Labour's annual conference has urged Jeremy Corbyn to include a commitment to the free movement of people in the party's next election manifesto.

Labour's 2017 manifesto vowed to end free movement when the UK leaves the European Union.

But delegates in Brighton have voted overwhelmingly to reject that - and to extend migrant rights in other areas.

Mr Corbyn had to miss the final day of conference to head back to Westminster for the resumption of Parliament.

But delegates have continued to debate and vote on policies - and cheered as the motion on extending migrant rights was carried unanimously in a show of hands.

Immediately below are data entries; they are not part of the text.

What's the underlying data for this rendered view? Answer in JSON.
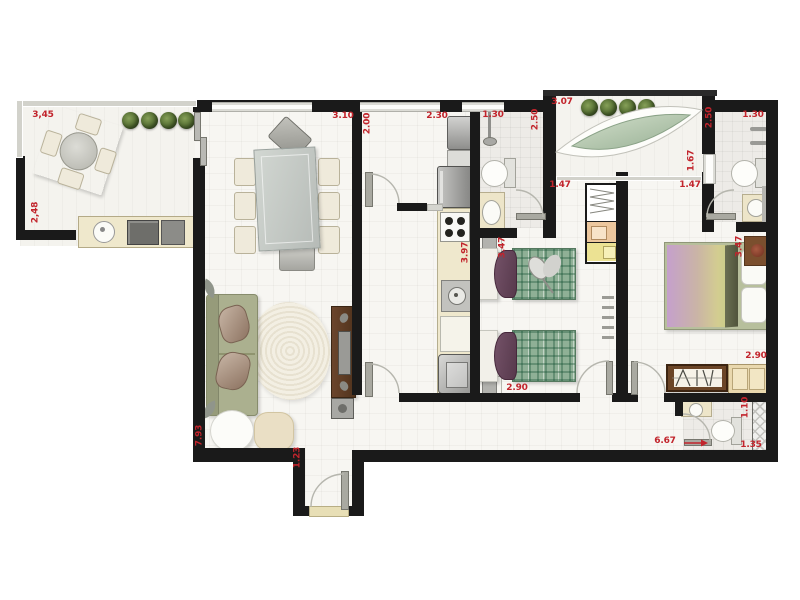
{
  "title": "apartment-floor-plan",
  "colors": {
    "wall": "#1a1a1a",
    "dimension_text": "#c2242c",
    "bed_plaid": "#7ea88a",
    "sofa": "#abb08f"
  },
  "dims": {
    "balcony_left_width": "3,45",
    "balcony_left_depth": "2,48",
    "dining_width": "3.10",
    "service_depth": "2.00",
    "service_width": "2.30",
    "bath_top_width": "1.30",
    "bath_top_depth": "2.50",
    "balcony_right_width": "3.07",
    "balcony_right_depth": "2.50",
    "balcony_right_window": "1.67",
    "closet_left_width": "1.47",
    "closet_right_width": "1.47",
    "bath_right_width": "1.30",
    "kids_room_length": "3.47",
    "kids_room_width": "2.90",
    "master_room_length": "3.47",
    "master_room_width": "2.90",
    "kitchen_length": "3.97",
    "living_length": "7.93",
    "entry_width": "1.23",
    "hall_length": "6.67",
    "lavabo_depth": "1.10",
    "lavabo_width": "1.35"
  }
}
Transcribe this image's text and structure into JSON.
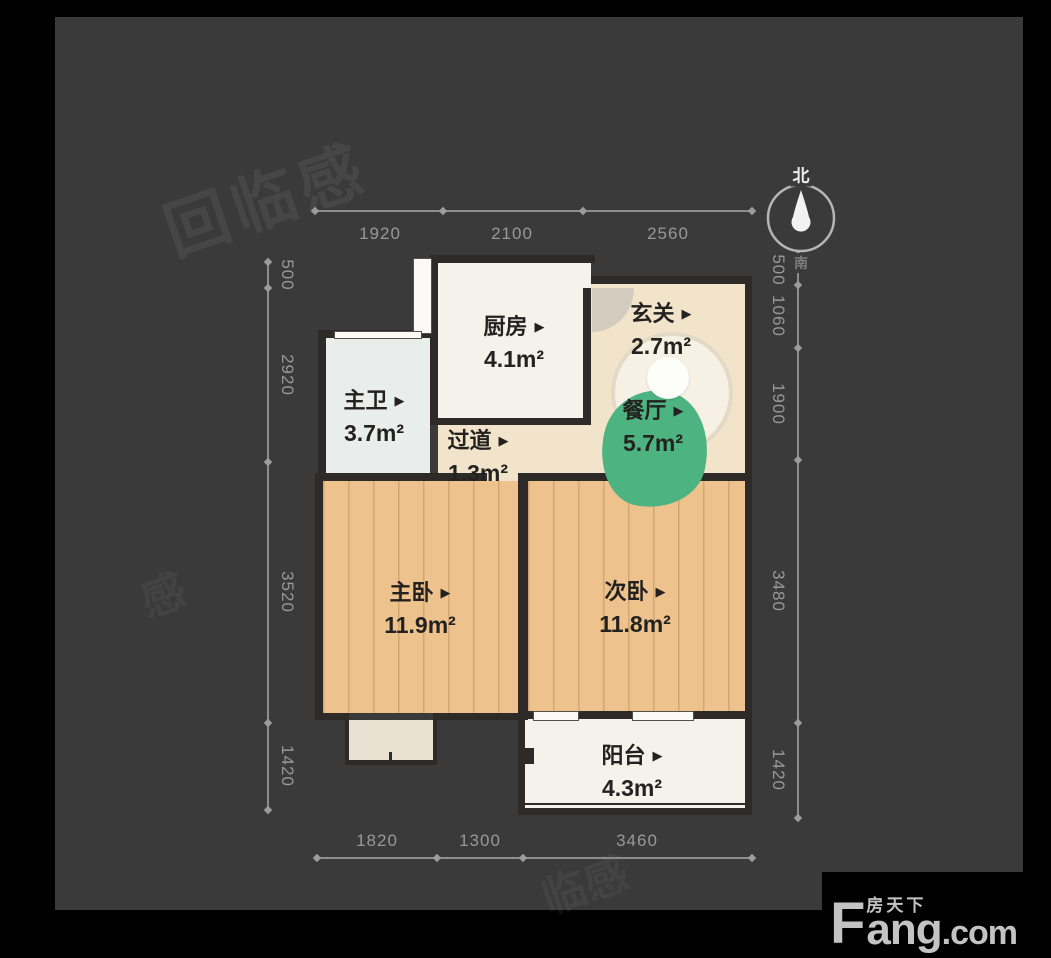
{
  "watermarks": {
    "main": "回临感",
    "small1": "感",
    "small2": "临感"
  },
  "compass": {
    "north": "北",
    "south": "南"
  },
  "rooms": [
    {
      "id": "kitchen",
      "name": "厨房",
      "area": "4.1m²"
    },
    {
      "id": "foyer",
      "name": "玄关",
      "area": "2.7m²"
    },
    {
      "id": "master-bath",
      "name": "主卫",
      "area": "3.7m²"
    },
    {
      "id": "corridor",
      "name": "过道",
      "area": "1.3m²"
    },
    {
      "id": "dining",
      "name": "餐厅",
      "area": "5.7m²"
    },
    {
      "id": "master-bedroom",
      "name": "主卧",
      "area": "11.9m²"
    },
    {
      "id": "second-bedroom",
      "name": "次卧",
      "area": "11.8m²"
    },
    {
      "id": "balcony",
      "name": "阳台",
      "area": "4.3m²"
    }
  ],
  "dimensions": {
    "top": [
      "1920",
      "2100",
      "2560"
    ],
    "bottom": [
      "1820",
      "1300",
      "3460"
    ],
    "left": [
      "500",
      "2920",
      "3520",
      "1420"
    ],
    "right": [
      "500",
      "1060",
      "1900",
      "3480",
      "1420"
    ]
  },
  "logo": {
    "f": "F",
    "cn": "房天下",
    "ang": "ang",
    "dotcom": ".com"
  },
  "colors": {
    "background": "#000000",
    "panel": "#3a3a3a",
    "wall": "#2d2a27",
    "wood_floor": "#edc28c",
    "beige_floor": "#f1e4ca",
    "white_floor": "#f5f2eb",
    "bath_floor": "#e9eeec",
    "accent_green": "#4db381",
    "dim_text": "#989898"
  }
}
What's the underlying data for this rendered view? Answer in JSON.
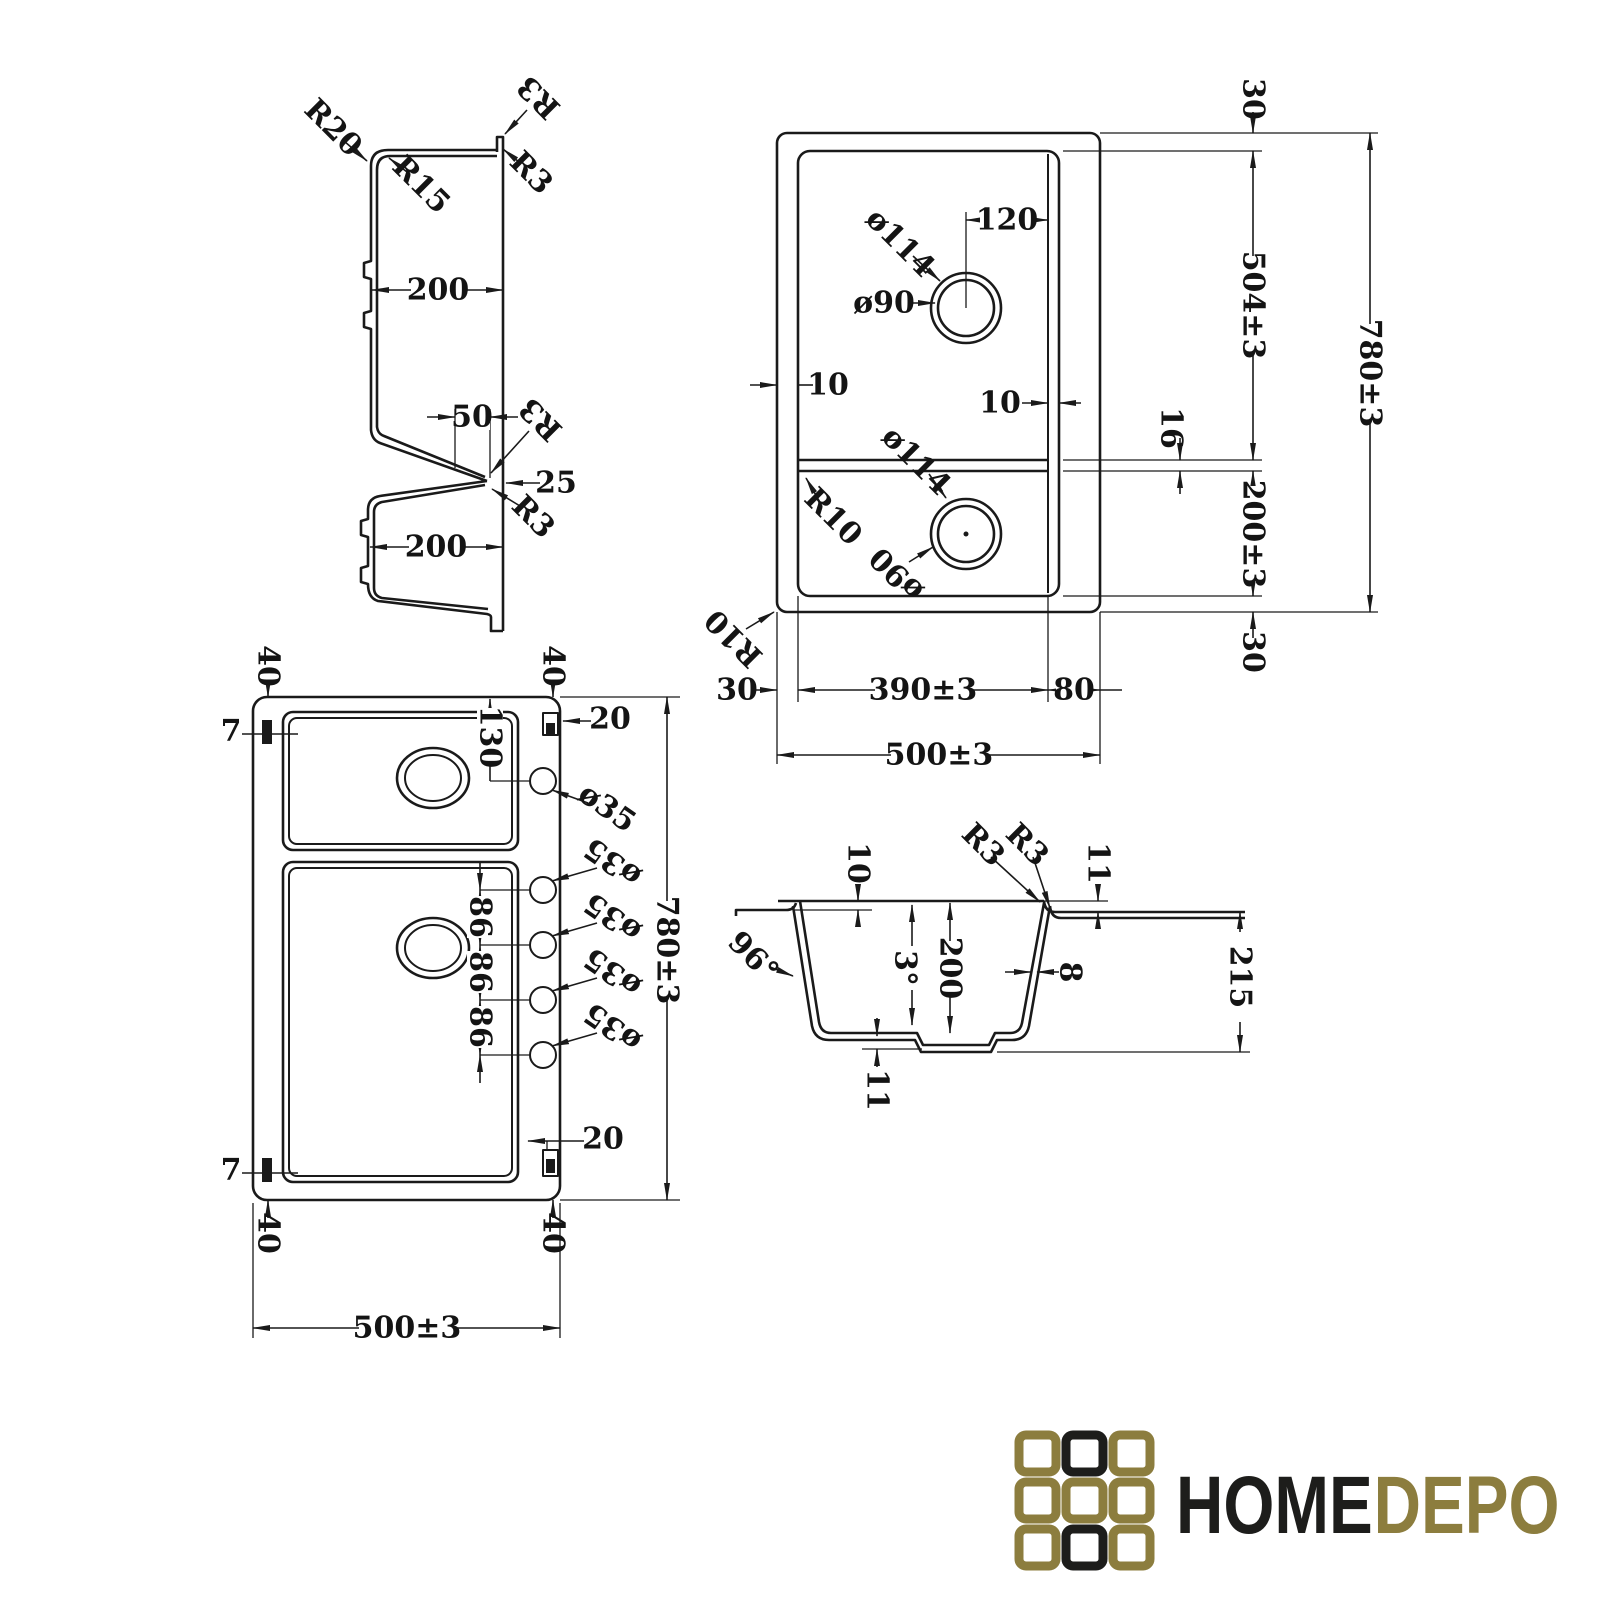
{
  "viewA": {
    "r20": "R20",
    "r15": "R15",
    "r3": "R3",
    "dim200": "200",
    "dim50": "50",
    "dim25": "25"
  },
  "viewB": {
    "dim30": "30",
    "dim120": "120",
    "dia114": "ø114",
    "dia90": "ø90",
    "dim504": "504±3",
    "dim780": "780±3",
    "dim10": "10",
    "dim16": "16",
    "r10": "R10",
    "dim200": "200±3",
    "dim390": "390±3",
    "dim80": "80",
    "dim500": "500±3"
  },
  "viewC": {
    "dim40": "40",
    "dim7": "7",
    "dim130": "130",
    "dim20": "20",
    "dia35": "ø35",
    "dim86": "86",
    "dim780": "780±3",
    "dim500": "500±3"
  },
  "viewD": {
    "dim10": "10",
    "r3": "R3",
    "dim11": "11",
    "deg96": "96°",
    "deg3": "3°",
    "dim200": "200",
    "dim8": "8",
    "dim215": "215"
  },
  "logo": {
    "home": "HOME",
    "depo": "DEPO",
    "gold": "#8c7d3e",
    "black": "#1d1d1b"
  }
}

The motion urges Labour to:

  • Defend the right of EU migrants to live and work in the EU under free movement rules

  • Give the vote to all migrants in the UK

  • Reject any immigration system based on quotas, caps, targets or incomes

  • Close all migrant detention centres

  • Guarantee the unconditional right to family reunion visas for migrants from outside the EU

  • End "no recourse to public funds" policies, which prevent some immigrants from claiming benefits

  • Scrap so-called "hostile environment" polices, which restrict access to accommodation and the NHS

Ana Oppenheim, from the Labour Campaign for Free Movement, which put forward the motion, said: "In 2017, it was a source of shame for many activists that our manifesto included ending free movement.

"Now we can move forward not only committed to defending free movement, but to giving migrants the vote."

Vijay Jackson, a delegate from Edinburgh Central, who seconded the motion, said: "This set of policies is nothing less than what every migrant worker deserves and it is Labour's class duty as socialists and internationalists to implement our demands in full."